LOS ANGELES (CBSLA) — The number of COVID-positive patients in Los Angeles County hospitals topped 4,000 Thursday as the Omicron variant continued to fuel a winter surge in infections.
County Public Health Director Barbara Ferrer said there were 4,175 COVID-19-positive patients in county hospitals as of Thursday. Of those hospitalized, 586 are being treated in intensive care. Wednesday, 3,912 patients were hospitalized with COVID-19 and 536 were in the ICU.
Thursday's hospitalization number is the highest it has been since early February 2021.
The Los Angeles Department of Public Health also reported there are 45,076 new cases of COVID in L.A. County Thursday and 45 additional deaths.

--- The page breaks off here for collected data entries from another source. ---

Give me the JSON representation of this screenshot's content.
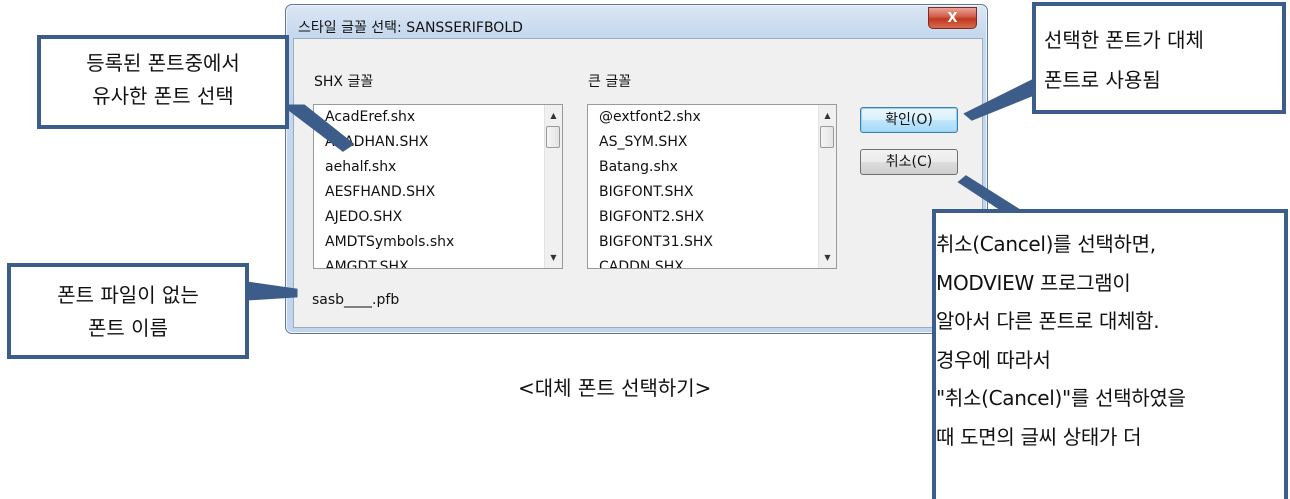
{
  "dialog": {
    "title": "스타일 글꼴 선택: SANSSERIFBOLD",
    "close_glyph": "X",
    "shx_label": "SHX 글꼴",
    "big_label": "큰 글꼴",
    "shx_fonts": [
      "AcadEref.shx",
      "ACADHAN.SHX",
      "aehalf.shx",
      "AESFHAND.SHX",
      "AJEDO.SHX",
      "AMDTSymbols.shx",
      "AMGDT.SHX"
    ],
    "big_fonts": [
      "@extfont2.shx",
      "AS_SYM.SHX",
      "Batang.shx",
      "BIGFONT.SHX",
      "BIGFONT2.SHX",
      "BIGFONT31.SHX",
      "CADDN.SHX"
    ],
    "ok_label": "확인(O)",
    "cancel_label": "취소(C)",
    "missing_font_file": "sasb____.pfb"
  },
  "callouts": {
    "similar_font": [
      "등록된 폰트중에서",
      "유사한 폰트 선택"
    ],
    "replacement_used": [
      "선택한 폰트가 대체",
      "폰트로 사용됨"
    ],
    "missing_name": [
      "폰트 파일이 없는",
      "폰트 이름"
    ],
    "cancel_note": [
      "취소(Cancel)를 선택하면,",
      "MODVIEW 프로그램이",
      "알아서 다른 폰트로 대체함.",
      "경우에 따라서",
      "\"취소(Cancel)\"를 선택하였을",
      "때 도면의 글씨 상태가 더"
    ]
  },
  "caption": "<대체 폰트 선택하기>",
  "colors": {
    "callout_border": "#3c5d8a",
    "close_button": "#c0381f",
    "default_button_border": "#3c7fb1"
  }
}
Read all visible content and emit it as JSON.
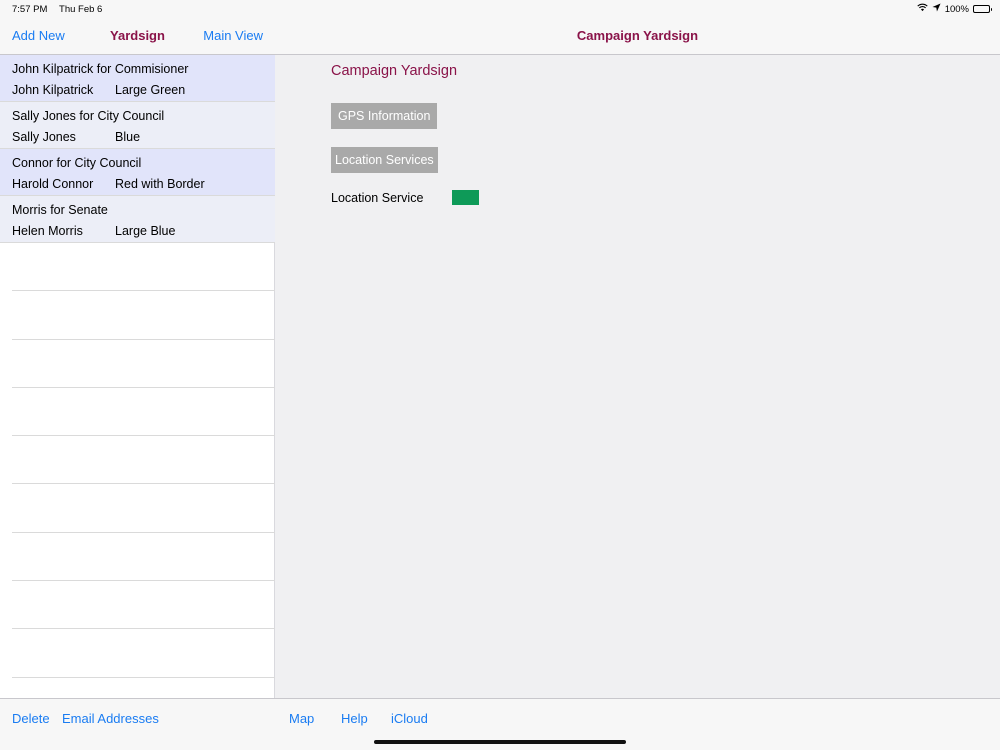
{
  "status_bar": {
    "time": "7:57 PM",
    "date": "Thu Feb 6",
    "battery": "100%",
    "battery_level": 1.0,
    "icons": [
      "wifi-icon",
      "location-arrow-icon",
      "battery-icon"
    ]
  },
  "master": {
    "nav": {
      "left_button": "Add New",
      "title": "Yardsign",
      "right_button": "Main View"
    },
    "items": [
      {
        "title": "John Kilpatrick for Commisioner",
        "name": "John Kilpatrick",
        "sign": "Large Green"
      },
      {
        "title": "Sally Jones for City Council",
        "name": "Sally Jones",
        "sign": "Blue"
      },
      {
        "title": "Connor for City Council",
        "name": "Harold Connor",
        "sign": "Red with Border"
      },
      {
        "title": "Morris for Senate",
        "name": "Helen Morris",
        "sign": "Large Blue"
      }
    ],
    "toolbar": {
      "delete": "Delete",
      "email": "Email Addresses"
    }
  },
  "detail": {
    "nav_title": "Campaign Yardsign",
    "heading": "Campaign Yardsign",
    "gps_button": "GPS Information",
    "location_services_button": "Location Services",
    "location_service_label": "Location Service",
    "location_service_status_color": "#0e9a58",
    "toolbar": {
      "map": "Map",
      "help": "Help",
      "icloud": "iCloud"
    }
  },
  "colors": {
    "accent": "#1a7cf2",
    "brand": "#8a1349",
    "button_gray": "#a9a9a9"
  }
}
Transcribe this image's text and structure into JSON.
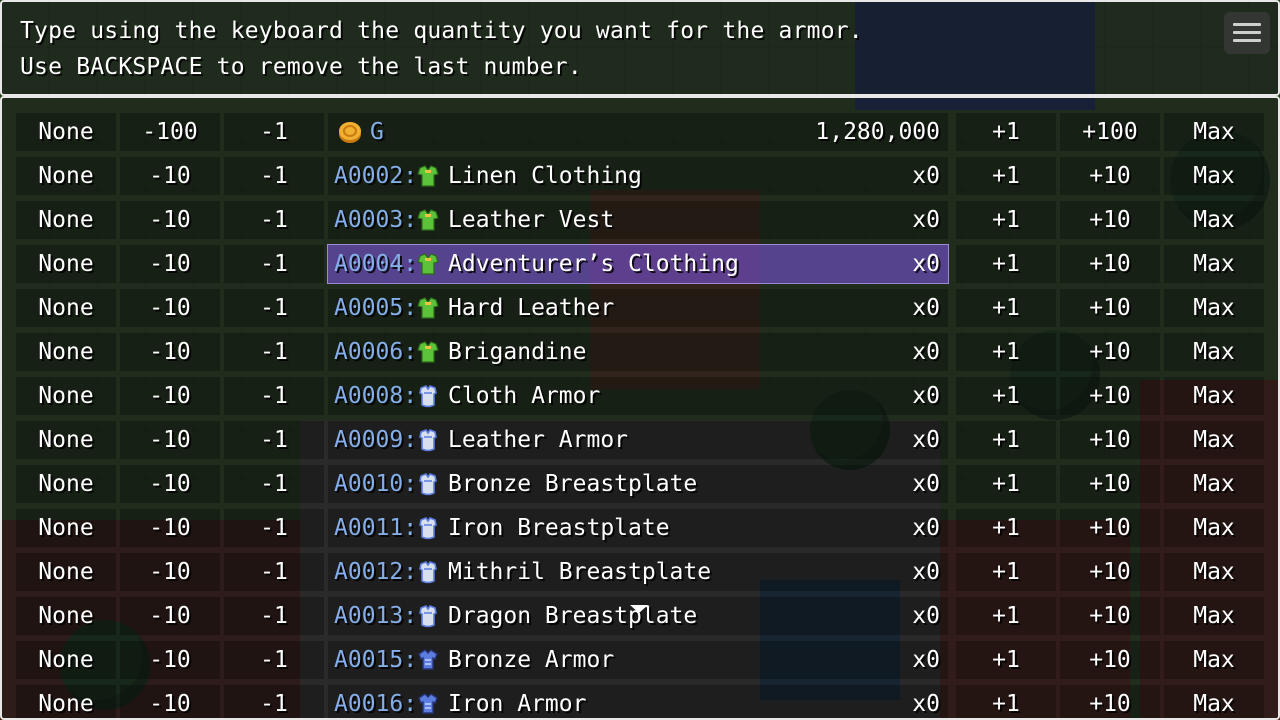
{
  "help": {
    "line1": "Type using the keyboard the quantity you want for the armor.",
    "line2": "Use BACKSPACE to remove the last number."
  },
  "gold_row": {
    "none": "None",
    "minus": "-100",
    "minus_one": "-1",
    "currency": "G",
    "amount": "1,280,000",
    "plus_one": "+1",
    "plus": "+100",
    "max": "Max",
    "icon": "gold-coin-icon"
  },
  "colors": {
    "id_text": "#84aee8",
    "selection": "#7850d2",
    "clothing_icon": "#5cc23a",
    "armor_icon": "#5b7de0"
  },
  "items": [
    {
      "none": "None",
      "minus": "-10",
      "minus_one": "-1",
      "id": "A0002:",
      "icon": "clothing-icon",
      "name": "Linen Clothing",
      "qty": "x0",
      "plus_one": "+1",
      "plus": "+10",
      "max": "Max"
    },
    {
      "none": "None",
      "minus": "-10",
      "minus_one": "-1",
      "id": "A0003:",
      "icon": "clothing-icon",
      "name": "Leather Vest",
      "qty": "x0",
      "plus_one": "+1",
      "plus": "+10",
      "max": "Max"
    },
    {
      "none": "None",
      "minus": "-10",
      "minus_one": "-1",
      "id": "A0004:",
      "icon": "clothing-icon",
      "name": "Adventurer’s Clothing",
      "qty": "x0",
      "plus_one": "+1",
      "plus": "+10",
      "max": "Max",
      "selected": true
    },
    {
      "none": "None",
      "minus": "-10",
      "minus_one": "-1",
      "id": "A0005:",
      "icon": "clothing-icon",
      "name": "Hard Leather",
      "qty": "x0",
      "plus_one": "+1",
      "plus": "+10",
      "max": "Max"
    },
    {
      "none": "None",
      "minus": "-10",
      "minus_one": "-1",
      "id": "A0006:",
      "icon": "clothing-icon",
      "name": "Brigandine",
      "qty": "x0",
      "plus_one": "+1",
      "plus": "+10",
      "max": "Max"
    },
    {
      "none": "None",
      "minus": "-10",
      "minus_one": "-1",
      "id": "A0008:",
      "icon": "body-armor-icon",
      "name": "Cloth Armor",
      "qty": "x0",
      "plus_one": "+1",
      "plus": "+10",
      "max": "Max"
    },
    {
      "none": "None",
      "minus": "-10",
      "minus_one": "-1",
      "id": "A0009:",
      "icon": "body-armor-icon",
      "name": "Leather Armor",
      "qty": "x0",
      "plus_one": "+1",
      "plus": "+10",
      "max": "Max"
    },
    {
      "none": "None",
      "minus": "-10",
      "minus_one": "-1",
      "id": "A0010:",
      "icon": "body-armor-icon",
      "name": "Bronze Breastplate",
      "qty": "x0",
      "plus_one": "+1",
      "plus": "+10",
      "max": "Max"
    },
    {
      "none": "None",
      "minus": "-10",
      "minus_one": "-1",
      "id": "A0011:",
      "icon": "body-armor-icon",
      "name": "Iron Breastplate",
      "qty": "x0",
      "plus_one": "+1",
      "plus": "+10",
      "max": "Max"
    },
    {
      "none": "None",
      "minus": "-10",
      "minus_one": "-1",
      "id": "A0012:",
      "icon": "body-armor-icon",
      "name": "Mithril Breastplate",
      "qty": "x0",
      "plus_one": "+1",
      "plus": "+10",
      "max": "Max"
    },
    {
      "none": "None",
      "minus": "-10",
      "minus_one": "-1",
      "id": "A0013:",
      "icon": "body-armor-icon",
      "name": "Dragon Breastplate",
      "qty": "x0",
      "plus_one": "+1",
      "plus": "+10",
      "max": "Max"
    },
    {
      "none": "None",
      "minus": "-10",
      "minus_one": "-1",
      "id": "A0015:",
      "icon": "plate-armor-icon",
      "name": "Bronze Armor",
      "qty": "x0",
      "plus_one": "+1",
      "plus": "+10",
      "max": "Max"
    },
    {
      "none": "None",
      "minus": "-10",
      "minus_one": "-1",
      "id": "A0016:",
      "icon": "plate-armor-icon",
      "name": "Iron Armor",
      "qty": "x0",
      "plus_one": "+1",
      "plus": "+10",
      "max": "Max"
    }
  ]
}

She disclosed that as numbers have continued to climb nationwide, the United States is nearing the mark it set during 2020-2021's winter surge; the daily overall patient census - currently approximately 15,000 - is creeping up on the 16,500 peak the country set during that time.
Ferrer wanted to make it clear that despite indications that a peak could be near, the ever-rising numbers are a sign that we haven't quite gotten to that point. "One thing for sure, is that we are still increasing, "she told CBS reporters, "We're not plateauing, the numbers are 45,000, that's not a plateau. That's an increase."
Numbers have continued to grow locally as the county reported the second-highest daily rate total, with just under 5,000 new cases reported in Los Angeles County alone, as compared to Wednesday's total of 40,452. Over one-in-five percent of people who received COVID-19 tests were positive on Thursday, with a positivity rate of 20.8%.
With the additional 45 deaths reported - the most since March 4, 2021, the county totals are now 27,895 since the beginning of the pandemic.
"The sad thing is once we see these increases," Ferrer said, "they are likely to continue for weeks after cases plateau."
She is cautiously hopeful, noting that despite still not knowing everything about the newest variant, Omicron appears to continue presenting milder infections for many, "And while it's reassuring that much of the scientific evidence to date suggests that Omicron causes milder illness for many people, particularly those vaccinated and boosted, we still have no idea what percent of those recently infected with Omicron will experience long COVID, or the likelihood of children infected with Omicron developing MIS-C after their initial infection."
The county continued to urge residents to take the necessary steps in precaution, including obtaining both primary vaccination and booster shots, as well as upgrading facemasks to those of surgical standards, like N95, KN94 and KN95. They also urged that with the expansion of testing facilities - especially with the help of the National Guard, residents should get tested ahead of any social event.
"While we have tools that help, there is growing frustration over the seemingly endless changes in guidance, the short supply of tests and the reality that those vaccinated and boosted may also become infected," Ferrer said. "Since this is an accurate assessment of our current reality, I think we'll need to remind ourselves that we've survived similar challenges multiple times over the past two years."
Counties statewide are experiencing similar surges, including Riverside County, that reported it's first infant death due to COVID-19 on Thursday. They also reported a recent jump in COVID-19 cases amongst pediatric patients, noting that they have seen an increase in cases almost daily, and Loma Linda University Children's Health noted that they recently had 10 patients in their ICU with the virus.
"We've seen kids as young as under a month to children up to 17. Some kids are very, very ill, many kids actually are very, very ill," said Dr. Maulin Soneji, a Pediatric Infectious Disease Specialist.
As these numbers continue to surge nationwide, many medical facilities are beginning to feel the immense strain of the pandemic. A group of nurses rallied outside of California Hospital Medical Center on Thursday, to raise awareness and that short-staffed hospitals are struggling to keep up with the increasing number of COVID-19 patients. One nurse disclosed that their attempts to divert calls to other hospitals just revealed that other facilities are dealing with the same thing. Hundreds of hospitals and health centers have resorted to diversion as they clamber to meet the rising demand of patients, especially those seeking COVID testing.
With the Governor's activation of the California National Guard to assist at testing centers, health officials have noted that availability has increased substantially, which could help lessen the strain being placed on healthcare facilities.
Orange County has reported that despite an increase in cases, positivity rate and hospitalizations, they are noticing a stabilization in numbers for the first time since December, which could lead to a peak in the surge sooner than later.